ERC-S is an on-chain and legal standard for routing discretionary economic flows from a shareholder-of-record vehicle (SPV or Foundation) to tokenholders under DAO governance, with transparent operations and guardrails. The real equity sits with the SPV/Foundation as a normal shareholder; tokenholders never receive equity rights, and distributions are discretionary only, governed by clear pause and disclosure rules. ERC-S also includes a 20-module scenario library (S#01–S#20) that standardizes how the pattern is applied across launch, operations, and exit.
ERC-S allows for potential exposure to the economic upside of startups, without it becoming a security, and without startups losing control rights over their company.
Document | Examined Potential Problem | Document Link | One-Pager summary Link |
---|---|---|---|
S#01 | Founder tries to withdraw or rescind SPV-held shares, breaking the equity link to tokens. | ‣ | ‣ |
S#02 | Founder’s personal bankruptcy lets creditors or a trustee attempt to seize or unwind equity transferred to the SPV. | ‣ | ‣ |
S#03 | Company issues new securities or expands the option pool, diluting the SPV’s stake and priority. | ‣ | ‣ |
S#04 | Buyer demands a clean cap table and pressures the founder to unwind or bypass the SPV/DAO. | ‣ | ‣ |
S#05 | Exit value is hidden or shifted via side payments, earn-outs, stock-for-stock terms, or IP splits that shortchange the SPV. | ‣ | ‣ |
S#06 | Regulator signals the token is a security, triggering venue halts and forcing a compliant response. | ‣ | ‣ |
S#07 | Exit economics are disputed due to escrows, working-capital math, earn-out KPIs, or consideration mix, delaying SPV payout. | ‣ | ‣ |
S#08 | Founder captures SPV governance to move shares, waive protections, or amend bylaws without an independent check. | ‣ | ‣ |
S#09 | Founder cuts private side-deals with the buyer that divert consideration outside the SPV waterfall. | ‣ | ‣ |
S#10 | Buyer refuses to recognize the SPV/DAO as a normal shareholder and conditions the deal on excluding or unwinding it. | ‣ | ‣ |
S#11 | Buyer demands 100 percent control at close and pressures a cheap SPV buy-out or waivers of protections. | ‣ | ‣ |
S#12 | Buyer withholds SPV proceeds or reroutes payment using inflated escrows, set-offs, or KYC pretexts. | ‣ | ‣ |
S#13 | A regulatory inquiry hits during exit, freezing venues and complicating buyer conditions, comms, and payout timing. | ‣ | ‣ |
S#14 | Acquirer imposes founder lockups and tries to extend them to the SPV or DAO, trapping value or delaying distributions. | ‣ | ‣ |
S#15 | Tokenholders or plaintiff firms allege equity-like promises or undisclosed terms at exit and pursue class actions. | ‣ | ‣ |
S#16 | Founder starts a competing entity and shifts IP, people, customers, or contracts away from the OpCo where the SPV holds equity. | ‣ | ‣ |
S#17 | Cross-border enforcement delays enable forum shopping that can stall share or cash movement. | ‣ | ‣ |
S#18 | Tax authority recharacterizes SPV or DAO flows, triggering withholding and freezing distributions. | ‣ | ‣ |
S#19 | Conflicting court orders paralyze the transfer agent or custodian and freeze the value path. | ‣ | ‣ |
S#20 | Tokenholder litigation over equity-like promises or hidden value halts SPV or DAO distributions. | ‣ | ‣ |
Not a share or security token. Not a wrapper or IOU with redemption rights. Not a stablecoin or custodial deposit. Not an exchange-traded product. No guaranteed redemptions or profit rights.

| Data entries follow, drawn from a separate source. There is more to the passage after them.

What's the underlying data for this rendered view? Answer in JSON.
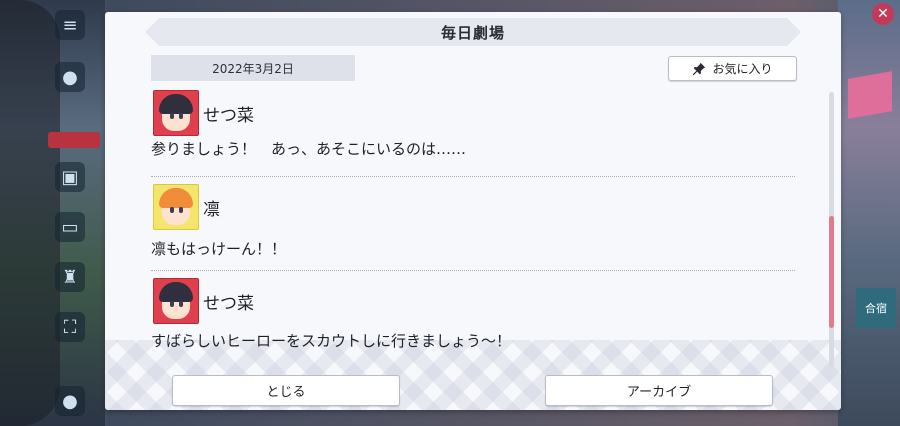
{
  "dialog": {
    "title": "毎日劇場",
    "date": "2022年3月2日",
    "favorite_label": "お気に入り",
    "messages": [
      {
        "speaker": "せつ菜",
        "text": "参りましょう！　あっ、あそこにいるのは……"
      },
      {
        "speaker": "凛",
        "text": "凛もはっけーん！！"
      },
      {
        "speaker": "せつ菜",
        "text": "すばらしいヒーローをスカウトしに行きましょう〜！"
      }
    ],
    "close_label": "とじる",
    "archive_label": "アーカイブ",
    "scroll_position": 0.7
  },
  "background": {
    "right_sign_text": "合宿"
  },
  "colors": {
    "accent": "#e37b8c",
    "title_bg": "#e6e8ef",
    "avatar_red": "#e0404d",
    "avatar_yellow": "#f4e56c"
  },
  "icons": {
    "favorite": "pin-icon",
    "close": "close-icon",
    "menu": "hamburger-menu-icon"
  }
}
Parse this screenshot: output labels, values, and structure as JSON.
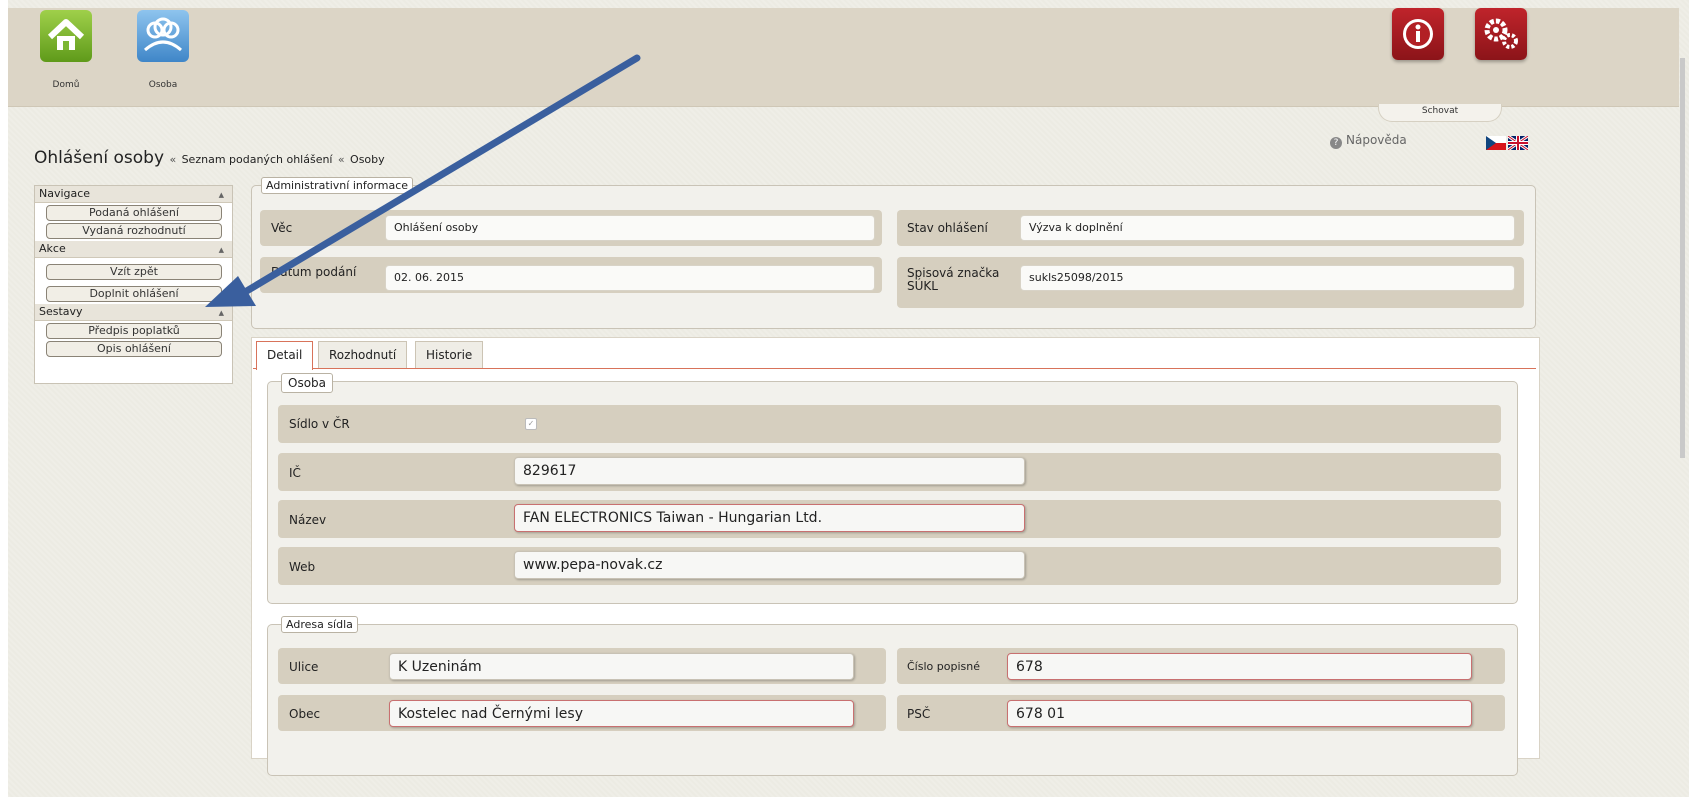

→ Not equity, not a dividend claim, no redemption
→ Not a wrapper that promises 1:1 backing or conversion
→ Not an exchange-traded security or deposit product
→ Not a profit-rights instrument
Venture-scale startups first, then mid-cap and large-cap issuers.
OpCo → contractual flows → SPV/Foundation → DAO vote → on-chain distributor → tokenholder claims.
ERC-S makes one enforceable pattern the same for everyone: OpCo → SPV → DAO, centered on a New York seat, with pre-made mirror-order paths so relief can move quickly between Delaware, Cayman, and buyer venues. It locks in choke points with TA and custodian dual-key controls and a “final or mirror order = sufficient” instruction, and it enables escrow releases on New York awards so counterparties cannot move value or delay closings.
For investors and users, ERC-S lays out rules for non-security behavior and disciplined operations: “tokens ≠ equity,” discretionary distributions, automatic pause triggers during disputes or inquiries, and a public status page backed by an evidence binder to manage class-action and regulatory optics. The SPV is one of the buyer’s shareholders, and acknowledgments keep tokenholders outside the transaction perimeter, lowering execution risk at exit.